Von Urgewalt.de am 25. Oktober 2009
An:
internetpost@bundeskanzlerin.de
Horst.Seehofer@csu-bayern.de
guido.westerwelle@bundestag.de
Sehr geehrte Frau Merkel,
sehr geehrter Herr Westerwelle,
sehr geehrter Herr Seehofer,
ich habe mit Bestürzung wahrgenommen, dass mit dem Koalitionsvertrag de facto die Hermes-Umweltleitlinien abgeschafft werden sollen. Dies bedeutet, dass künftig wieder Atomexporte mit staatlicher Unterstützung möglich sind. Mir ist unbegreiflich, dass Sie das verantworten wollen, denn die Gefahren sind enorm:
1. Die Atomkonzerne Siemens und Rosatom wollen ein Gemeinschaftsunternehmen gründen. Damit könnten zukünftig Hermesbürgschaften für die weltweite Verbreitung von russischen Reaktoren erteilt werden, deren Unsicherheit der Unfall von Tschernobyl eindrücklich bewiesen hat und deren neuere Modelle ebenfalls mit zahlreichen Schwierigkeiten kämpfen.
2. Der iranische Atomreaktor Buschehr wurde mit Hermesbürgschaften abgesichert. Deutschland ist an den Verhandlungen zum iranischen Atomprogramm beteiligt, um die Gefahr einer neuen Atomwaffenmacht zu bannen. Da der Weg zur Atombombe fast immer über zivile Atomprogramme läuft, können neue Bürgschaften für neue Reaktoren in Ländern mit unsicheren politischen Verhältnissen viele neue „Irans“ schaffen.
3. Konkret könnte der unverantwortliche Reaktor „Belene“ in Bulgarien gefördert werden, ein Projekt, das in einer Erdbebenregion gebaut werden soll.

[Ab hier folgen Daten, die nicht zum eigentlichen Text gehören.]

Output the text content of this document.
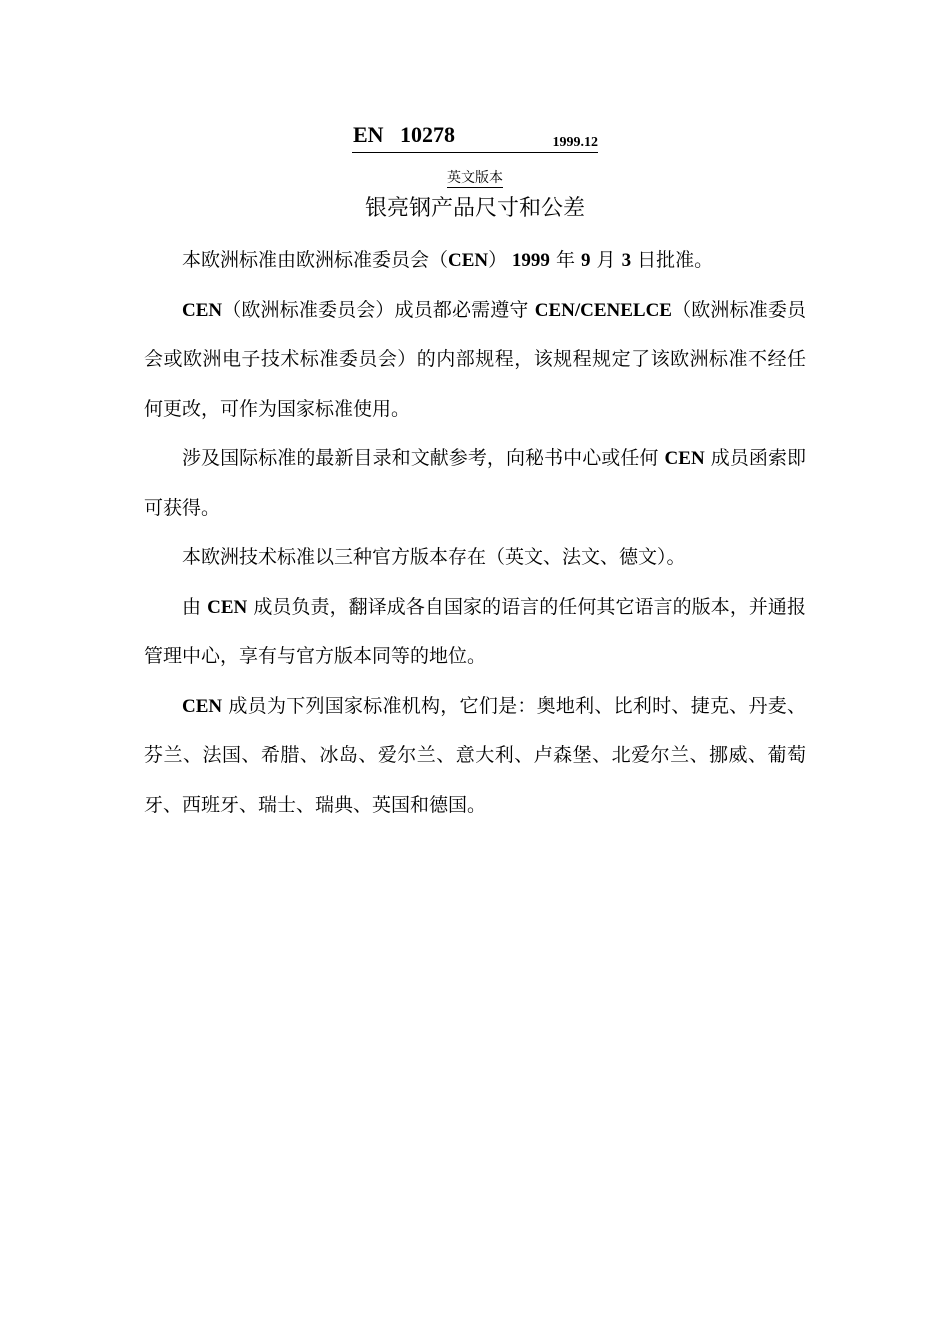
EN   10278	1999.12
英文版本
银亮钢产品尺寸和公差

本欧洲标准由欧洲标准委员会（CEN） 1999 年 9 月 3 日批准。

CEN（欧洲标准委员会）成员都必需遵守 CEN/CENELCE（欧洲标准委员会或欧洲电子技术标准委员会）的内部规程，该规程规定了该欧洲标准不经任何更改，可作为国家标准使用。

涉及国际标准的最新目录和文献参考，向秘书中心或任何 CEN 成员函索即可获得。

本欧洲技术标准以三种官方版本存在（英文、法文、德文）。

由 CEN 成员负责，翻译成各自国家的语言的任何其它语言的版本，并通报管理中心，享有与官方版本同等的地位。

CEN 成员为下列国家标准机构，它们是：奥地利、比利时、捷克、丹麦、芬兰、法国、希腊、冰岛、爱尔兰、意大利、卢森堡、北爱尔兰、挪威、葡萄牙、西班牙、瑞士、瑞典、英国和德国。
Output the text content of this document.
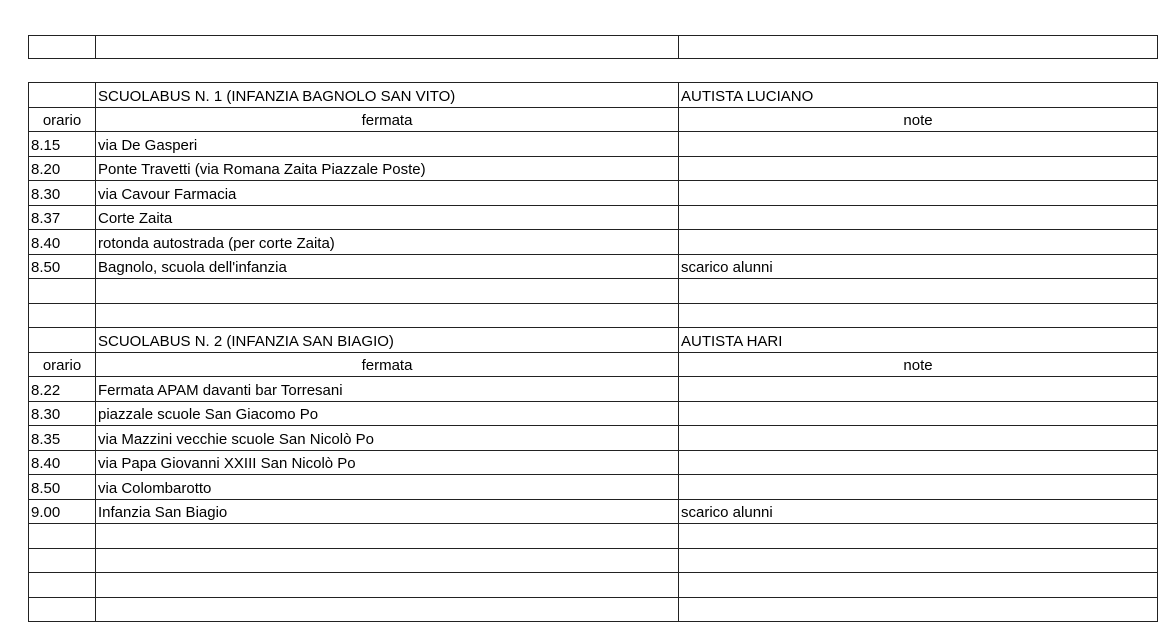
	SCUOLABUS N. 1 (INFANZIA BAGNOLO SAN VITO)	AUTISTA LUCIANO
orario	fermata	note
8.15	via De Gasperi	
8.20	Ponte Travetti (via Romana Zaita Piazzale Poste)	
8.30	via Cavour Farmacia	
8.37	Corte Zaita	
8.40	rotonda autostrada (per corte Zaita)	
8.50	Bagnolo, scuola dell'infanzia	scarico alunni

	SCUOLABUS N. 2 (INFANZIA SAN BIAGIO)	AUTISTA HARI
orario	fermata	note
8.22	Fermata APAM davanti bar Torresani	
8.30	piazzale scuole San Giacomo Po	
8.35	via Mazzini vecchie scuole San Nicolò Po	
8.40	via Papa Giovanni XXIII San Nicolò Po	
8.50	via Colombarotto	
9.00	Infanzia San Biagio	scarico alunni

Zwölf internationale Privatbanken sind aus dem Projekt schon ausgestiegen, weil die ökologischen und wirtschaftlichen Risiken zu groß sind. Die neue bulgarische Regierung musste feststellen, dass in der allerersten, vorbereitenden Bauphase bereits 400 Millionen Euro unauffindlich versickert sind. Aktuell ist die Realisierung des Projekts wegen der zahlreichen Probleme und der unsicheren Finanzierung unklar. Mit einer Hermes-Bürgschaft würden die wirtschaftlichen Risiken auf deutsche Steuerzahler übertragen und somit der Bau wieder attraktiver.
Ignorieren Sie diese Probleme nicht! Die Atomkraft ist eine Technologie mit einzigartigem Katastrophenpotenzial. Als Steuerzahler möchte ich nicht dazu beitragen, dass sie in Entwicklungs- und Schwellenländer mit hoher Korruption, niedrigem Sicherheitsniveau und schwachen Aufsichtsbehörden exportiert wird. Verhindern Sie, dass die Hermes-Umweltleitlinien abgeschafft werden.
Mit freundlichen Grüssen
Frau Merkel kann die Situation gut einschätzen. Sie war doch schon einmal Umwelt-Meisterin :-). Wenn etwas schief geht, wird das Zeug einfach verstürzt.
Aber dennoch möchte ich einmal ganz klar und ernsthaft folgendes festhalten.
Warum wurde Frau Merkel niemals darauf in Plenarsitzungen etc. angesprochen? Die Gelegenheit ihrer Gegner wäre mehr als günstig gewesen!
Lediglich der Spiegel hatte sich vor einigen Jahren damit beschäftigt.
Ich bin aber sehr wohl der Meinung, dass Frau Merkel nur noch diese 4 Jahre hat, danach wird Schluss sein. Und dann, spätestens dann, wird man auspacken – und zwar mehr als sehr ordentlich.
Verantworten wird sich Frau Merkel wohl niemals müssen.
Das würde ich mir als Kleinunternehmer auch einmal gerene wünschen :-).